Chapitre 6 — Le dernier glissement et merci aux voisins
Plus tard, la musique baissa, les guirlandes clignotèrent doucement, et les invités sortirent dans la nuit tiède. Dehors, la rue descendait légèrement vers la place, une pente douce comme un secret.
Nino, Lila, Bernard et Samir — venu en renfort pour aider à ranger et surtout tester les derniers mini-éclairs “au cas où” — poussèrent la porte de la galerie.
— Finalement, dit Samir, ton pouvoir n'est pas si nul. Il est… contextuel.
— Je préfère “artistiquement directionnel”, répondit Nino.
Ils regardèrent la rue en pente. Nino sentit la gravité lui tapoter l'épaule.
— Je raccompagne les derniers ballons ? proposa-t-il.
— Tant que tu ne les transformes pas en météorites, répondit Lila.
Nino prit une poignée de ballons et se laissa glisser en bas de la rue, super-rapide, mais cette fois avec contrôle, comme s'il avait enfin appris à discuter gentiment avec son “manager”. Les ballons flottèrent derrière lui en cortège joyeux, comme une petite parade improvisée.
En bas, les voisins des immeubles d'en face étaient aux fenêtres. Certains avaient entendu la musique, d'autres avaient juste vu passer un garçon masqué avec des ballons, ce qui, à Belvédère-sur-Béton, comptait comme une soirée normale.
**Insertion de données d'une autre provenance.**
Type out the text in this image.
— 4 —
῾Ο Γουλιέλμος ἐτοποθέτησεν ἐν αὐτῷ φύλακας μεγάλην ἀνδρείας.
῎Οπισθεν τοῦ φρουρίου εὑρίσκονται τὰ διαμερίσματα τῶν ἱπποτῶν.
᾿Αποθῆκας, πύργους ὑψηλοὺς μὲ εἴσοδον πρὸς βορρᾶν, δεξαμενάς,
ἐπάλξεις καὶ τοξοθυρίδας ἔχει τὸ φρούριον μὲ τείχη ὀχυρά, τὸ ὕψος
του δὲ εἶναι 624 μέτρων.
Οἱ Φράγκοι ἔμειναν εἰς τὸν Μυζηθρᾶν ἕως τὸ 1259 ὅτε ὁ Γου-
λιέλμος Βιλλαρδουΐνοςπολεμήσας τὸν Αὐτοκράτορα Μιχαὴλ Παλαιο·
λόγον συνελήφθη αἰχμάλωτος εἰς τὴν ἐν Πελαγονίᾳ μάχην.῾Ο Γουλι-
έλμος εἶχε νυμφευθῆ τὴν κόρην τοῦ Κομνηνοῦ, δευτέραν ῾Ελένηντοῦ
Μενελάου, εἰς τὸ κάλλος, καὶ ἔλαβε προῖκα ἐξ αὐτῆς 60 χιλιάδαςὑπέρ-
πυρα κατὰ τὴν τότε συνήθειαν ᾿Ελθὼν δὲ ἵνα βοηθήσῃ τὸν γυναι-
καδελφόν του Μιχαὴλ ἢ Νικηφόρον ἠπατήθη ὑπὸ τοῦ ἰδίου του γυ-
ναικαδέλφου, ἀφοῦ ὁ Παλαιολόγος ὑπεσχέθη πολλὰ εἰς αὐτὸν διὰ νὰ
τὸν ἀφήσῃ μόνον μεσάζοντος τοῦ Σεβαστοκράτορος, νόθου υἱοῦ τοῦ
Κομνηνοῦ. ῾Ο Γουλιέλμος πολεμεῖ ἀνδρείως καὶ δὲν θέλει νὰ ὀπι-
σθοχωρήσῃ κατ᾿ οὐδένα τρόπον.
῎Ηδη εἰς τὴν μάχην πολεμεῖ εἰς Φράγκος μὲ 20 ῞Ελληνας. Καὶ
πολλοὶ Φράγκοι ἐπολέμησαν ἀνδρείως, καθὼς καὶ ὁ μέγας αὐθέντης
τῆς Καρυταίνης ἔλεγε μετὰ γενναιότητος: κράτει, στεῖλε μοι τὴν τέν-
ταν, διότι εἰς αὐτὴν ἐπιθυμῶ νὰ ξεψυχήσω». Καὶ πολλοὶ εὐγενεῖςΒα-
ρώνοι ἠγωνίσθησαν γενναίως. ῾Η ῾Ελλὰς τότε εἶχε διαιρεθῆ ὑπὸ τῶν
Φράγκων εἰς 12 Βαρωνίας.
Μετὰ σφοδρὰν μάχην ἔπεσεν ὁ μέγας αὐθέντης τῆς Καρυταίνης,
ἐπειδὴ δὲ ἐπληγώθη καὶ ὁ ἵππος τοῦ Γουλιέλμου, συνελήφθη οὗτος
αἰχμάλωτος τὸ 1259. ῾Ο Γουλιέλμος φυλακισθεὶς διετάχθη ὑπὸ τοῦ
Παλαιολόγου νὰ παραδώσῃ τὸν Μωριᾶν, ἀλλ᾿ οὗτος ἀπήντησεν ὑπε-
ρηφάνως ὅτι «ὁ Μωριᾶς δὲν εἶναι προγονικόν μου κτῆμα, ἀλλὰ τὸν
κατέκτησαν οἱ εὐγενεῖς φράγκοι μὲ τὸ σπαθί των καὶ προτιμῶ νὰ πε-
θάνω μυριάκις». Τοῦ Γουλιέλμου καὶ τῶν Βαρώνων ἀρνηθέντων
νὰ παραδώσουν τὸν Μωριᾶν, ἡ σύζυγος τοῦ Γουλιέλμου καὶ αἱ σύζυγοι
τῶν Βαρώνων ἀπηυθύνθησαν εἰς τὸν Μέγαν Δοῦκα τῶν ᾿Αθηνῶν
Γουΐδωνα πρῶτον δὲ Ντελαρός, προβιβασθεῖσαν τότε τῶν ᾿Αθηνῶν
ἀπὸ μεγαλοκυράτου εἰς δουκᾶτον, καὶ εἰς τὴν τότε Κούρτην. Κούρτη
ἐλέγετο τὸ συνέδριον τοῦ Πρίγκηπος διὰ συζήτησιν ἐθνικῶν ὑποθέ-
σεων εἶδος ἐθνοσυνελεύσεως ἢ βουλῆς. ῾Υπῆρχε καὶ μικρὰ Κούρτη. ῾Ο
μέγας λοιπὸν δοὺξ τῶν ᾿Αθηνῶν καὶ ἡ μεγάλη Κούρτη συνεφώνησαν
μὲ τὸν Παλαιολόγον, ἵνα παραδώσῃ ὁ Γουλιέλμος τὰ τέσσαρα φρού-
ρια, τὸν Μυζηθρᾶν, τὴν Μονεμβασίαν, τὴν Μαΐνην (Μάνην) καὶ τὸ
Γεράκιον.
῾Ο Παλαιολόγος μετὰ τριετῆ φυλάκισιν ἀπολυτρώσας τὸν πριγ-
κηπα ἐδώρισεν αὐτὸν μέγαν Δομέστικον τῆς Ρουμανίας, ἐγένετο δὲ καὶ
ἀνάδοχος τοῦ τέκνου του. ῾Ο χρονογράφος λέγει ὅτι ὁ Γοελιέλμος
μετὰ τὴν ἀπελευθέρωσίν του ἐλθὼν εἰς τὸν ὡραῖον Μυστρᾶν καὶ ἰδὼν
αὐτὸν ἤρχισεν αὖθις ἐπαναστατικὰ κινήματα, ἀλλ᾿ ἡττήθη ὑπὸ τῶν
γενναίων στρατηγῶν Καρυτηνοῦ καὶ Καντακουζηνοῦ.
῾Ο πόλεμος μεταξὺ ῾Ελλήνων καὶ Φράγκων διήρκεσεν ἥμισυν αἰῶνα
Une dame en robe de chambre applaudit.
— C'était quoi, tout ce bruit ?
— De l'art ! cria quelqu'un.
— Et une fête ! ajouta une autre voix.
— Et un héros qui descend ! conclut un enfant, admiratif.
Nino s'inclina, ballons au bout des doigts.
— Merci aux voisins ! lança-t-il, fort et clair.
Et dans la nuit, entre les lampadaires et les rires, la ville moderne sembla répondre en écho, comme si même le béton avait envie de célébrer.